[tarantool-patches] Re: [PATCH 2/2] sql: make LIKE predicate dependent on collation

Wed Jul 17 19:19:18 MSK 2019

> On 14 Jul 2019, at 01:51, Roman Khabibov <roman.habibov at tarantool.org> wrote:
> 
> According to ANSI, LIKE should match characters taking into
> account passed collation.
> 
> ISO/IEC JTC 1/SC 32 2011, Part 2: Foundation, page 445

Nit: it’s likely to be meaningless to indicate exact page;
I’d better outline number of section.

Moreover, I guess this ticket deserves doc request
explaining user-visible changes.

I’ve pushed code-style fixes at the top of your branch.

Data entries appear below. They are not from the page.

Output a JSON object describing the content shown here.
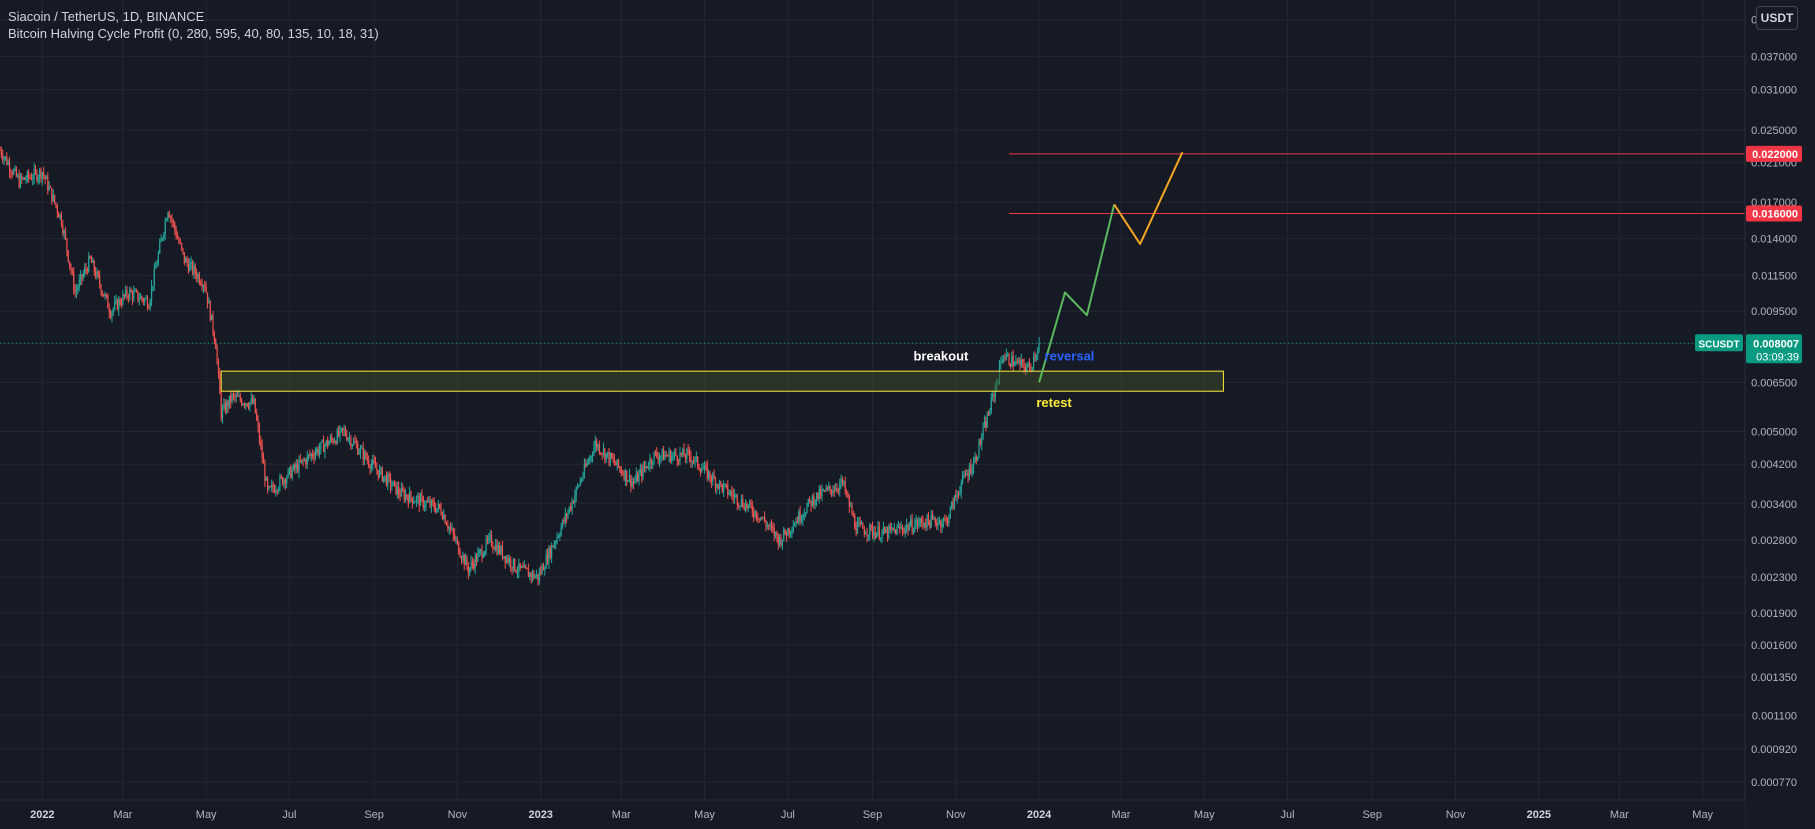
{
  "header": {
    "symbol_title": "Siacoin / TetherUS, 1D, BINANCE",
    "indicator": "Bitcoin Halving Cycle Profit (0, 280, 595, 40, 80, 135, 10, 18, 31)"
  },
  "currency_button": "USDT",
  "colors": {
    "background": "#161a25",
    "grid": "#232733",
    "text": "#b2b5be",
    "up": "#26a69a",
    "down": "#ef5350",
    "zone_border": "#ffeb3b",
    "zone_fill": "#3a4a2a",
    "target_line": "#f23645",
    "path_green": "#5cb85c",
    "path_orange": "#f5a623",
    "reversal_label": "#2962ff",
    "retest_label": "#ffeb3b",
    "current_price_bg": "#089981"
  },
  "chart_data": {
    "type": "candlestick",
    "title": "Siacoin / TetherUS, 1D, BINANCE",
    "scale": "log",
    "ylim": [
      0.0007,
      0.05
    ],
    "xlim": [
      "2021-12-01",
      "2025-06-01"
    ],
    "x_ticks": [
      {
        "label": "2022",
        "date": "2022-01-01",
        "bold": true
      },
      {
        "label": "Mar",
        "date": "2022-03-01"
      },
      {
        "label": "May",
        "date": "2022-05-01"
      },
      {
        "label": "Jul",
        "date": "2022-07-01"
      },
      {
        "label": "Sep",
        "date": "2022-09-01"
      },
      {
        "label": "Nov",
        "date": "2022-11-01"
      },
      {
        "label": "2023",
        "date": "2023-01-01",
        "bold": true
      },
      {
        "label": "Mar",
        "date": "2023-03-01"
      },
      {
        "label": "May",
        "date": "2023-05-01"
      },
      {
        "label": "Jul",
        "date": "2023-07-01"
      },
      {
        "label": "Sep",
        "date": "2023-09-01"
      },
      {
        "label": "Nov",
        "date": "2023-11-01"
      },
      {
        "label": "2024",
        "date": "2024-01-01",
        "bold": true
      },
      {
        "label": "Mar",
        "date": "2024-03-01"
      },
      {
        "label": "May",
        "date": "2024-05-01"
      },
      {
        "label": "Jul",
        "date": "2024-07-01"
      },
      {
        "label": "Sep",
        "date": "2024-09-01"
      },
      {
        "label": "Nov",
        "date": "2024-11-01"
      },
      {
        "label": "2025",
        "date": "2025-01-01",
        "bold": true
      },
      {
        "label": "Mar",
        "date": "2025-03-01"
      },
      {
        "label": "May",
        "date": "2025-05-01"
      }
    ],
    "y_ticks": [
      "0.045000",
      "0.037000",
      "0.031000",
      "0.025000",
      "0.021000",
      "0.017000",
      "0.014000",
      "0.011500",
      "0.009500",
      "0.008000",
      "0.006500",
      "0.005000",
      "0.004200",
      "0.003400",
      "0.002800",
      "0.002300",
      "0.001900",
      "0.001600",
      "0.001350",
      "0.001100",
      "0.000920",
      "0.000770"
    ],
    "price_path": [
      [
        "2021-12-01",
        0.0225
      ],
      [
        "2021-12-15",
        0.019
      ],
      [
        "2022-01-01",
        0.02
      ],
      [
        "2022-01-15",
        0.0155
      ],
      [
        "2022-01-25",
        0.0105
      ],
      [
        "2022-02-05",
        0.0125
      ],
      [
        "2022-02-20",
        0.0095
      ],
      [
        "2022-03-05",
        0.0105
      ],
      [
        "2022-03-20",
        0.01
      ],
      [
        "2022-04-03",
        0.0165
      ],
      [
        "2022-04-15",
        0.0125
      ],
      [
        "2022-04-30",
        0.011
      ],
      [
        "2022-05-08",
        0.008
      ],
      [
        "2022-05-12",
        0.0055
      ],
      [
        "2022-05-20",
        0.006
      ],
      [
        "2022-06-05",
        0.0058
      ],
      [
        "2022-06-15",
        0.0036
      ],
      [
        "2022-07-01",
        0.004
      ],
      [
        "2022-07-20",
        0.0045
      ],
      [
        "2022-08-10",
        0.005
      ],
      [
        "2022-08-30",
        0.0042
      ],
      [
        "2022-09-20",
        0.0036
      ],
      [
        "2022-10-20",
        0.0033
      ],
      [
        "2022-11-09",
        0.0024
      ],
      [
        "2022-11-25",
        0.0028
      ],
      [
        "2022-12-15",
        0.0024
      ],
      [
        "2022-12-30",
        0.0023
      ],
      [
        "2023-01-20",
        0.0032
      ],
      [
        "2023-02-10",
        0.0047
      ],
      [
        "2023-03-10",
        0.0038
      ],
      [
        "2023-03-25",
        0.0044
      ],
      [
        "2023-04-20",
        0.0044
      ],
      [
        "2023-05-10",
        0.0038
      ],
      [
        "2023-06-10",
        0.0032
      ],
      [
        "2023-06-25",
        0.0028
      ],
      [
        "2023-07-20",
        0.0035
      ],
      [
        "2023-08-10",
        0.0038
      ],
      [
        "2023-08-20",
        0.003
      ],
      [
        "2023-09-10",
        0.0029
      ],
      [
        "2023-09-25",
        0.003
      ],
      [
        "2023-10-10",
        0.0031
      ],
      [
        "2023-10-25",
        0.0031
      ],
      [
        "2023-11-05",
        0.0038
      ],
      [
        "2023-11-15",
        0.0043
      ],
      [
        "2023-11-25",
        0.0055
      ],
      [
        "2023-12-01",
        0.0065
      ],
      [
        "2023-12-05",
        0.0075
      ],
      [
        "2023-12-15",
        0.0072
      ],
      [
        "2023-12-25",
        0.007
      ],
      [
        "2024-01-01",
        0.008
      ]
    ],
    "current_price": {
      "label": "SCUSDT",
      "value": "0.008007",
      "countdown": "03:09:39"
    },
    "target_lines": [
      {
        "value": 0.022,
        "label": "0.022000",
        "from": "2023-12-10"
      },
      {
        "value": 0.016,
        "label": "0.016000",
        "from": "2023-12-10"
      }
    ],
    "zone": {
      "from": "2022-05-12",
      "to": "2024-05-15",
      "low": 0.0062,
      "high": 0.0069
    },
    "projection_green": [
      [
        "2024-01-01",
        0.0065
      ],
      [
        "2024-01-20",
        0.0105
      ],
      [
        "2024-02-05",
        0.0093
      ],
      [
        "2024-02-25",
        0.0168
      ]
    ],
    "projection_orange": [
      [
        "2024-02-25",
        0.0168
      ],
      [
        "2024-03-15",
        0.0136
      ],
      [
        "2024-04-15",
        0.0222
      ]
    ],
    "annotations": [
      {
        "text": "breakout",
        "date": "2023-10-01",
        "value": 0.0073,
        "color": "#ffffff"
      },
      {
        "text": "reversal",
        "date": "2024-01-05",
        "value": 0.0073,
        "color": "#2962ff"
      },
      {
        "text": "retest",
        "date": "2023-12-30",
        "value": 0.0057,
        "color": "#ffeb3b"
      }
    ]
  }
}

> 7 files changed, 187 insertions(+), 111 deletions(-)
> 
> diff --git a/src/box/sql/func.c b/src/box/sql/func.c
> index 4e4d14cf7..b660d05c5 100644
> --- a/src/box/sql/func.c
> +++ b/src/box/sql/func.c
> 
> @@ -699,7 +723,7 @@ enum pattern_match_status {
>  * @param string String being compared.
>  * @param pattern_end Ptr to pattern last symbol.
>  * @param string_end Ptr to string last symbol.
> - * @param is_like_ci true if LIKE is case insensitive.
> + * @param coll Pointer to collation.
>  * @param match_other The escape char for LIKE.
>  *
>  * @retval One of pattern_match_status values.
> @@ -709,7 +733,7 @@ sql_utf8_pattern_compare(const char *pattern,
> 			 const char *string,
> 			 const char *pattern_end,
> 			 const char *string_end,
> -			 const int is_like_ci,
> +			 struct coll *coll,
> 			 UChar32 match_other)
> {
> 	/* Next pattern and input string chars. */
> @@ -717,9 +741,13 @@ sql_utf8_pattern_compare(const char *pattern,
> 	/* One past the last escaped input char. */
> 	const char *zEscaped = 0;
> 	UErrorCode status = U_ZERO_ERROR;
> +	const char *pat_char_ptr;
> +	const char *str_char_ptr;
> +	int pat_char_len;
> +	int str_char_len;

Declaring variables without initialisation is considered
to be bad practise. Also intend to use appropriate types -
in this case size_t.

> 	while (pattern < pattern_end) {
> -		c = Utf8Read(pattern, pattern_end);
> +	c = step_utf8_char(&pattern, pattern_end, &pat_char_ptr, &pat_char_len);

Broken indentation.

> 		if (c == SQL_INVALID_UTF8_SYMBOL)
> 			return INVALID_PATTERN;
> 		if (c == MATCH_ALL_WILDCARD) {
> 
> @@ -847,9 +867,10 @@ sql_utf8_pattern_compare(const char *pattern,
> int
> sql_strlike_cs(const char *zPattern, const char *zStr, unsigned int esc)
> {

I guess you can remove both strike_cs and strlike_ci functions.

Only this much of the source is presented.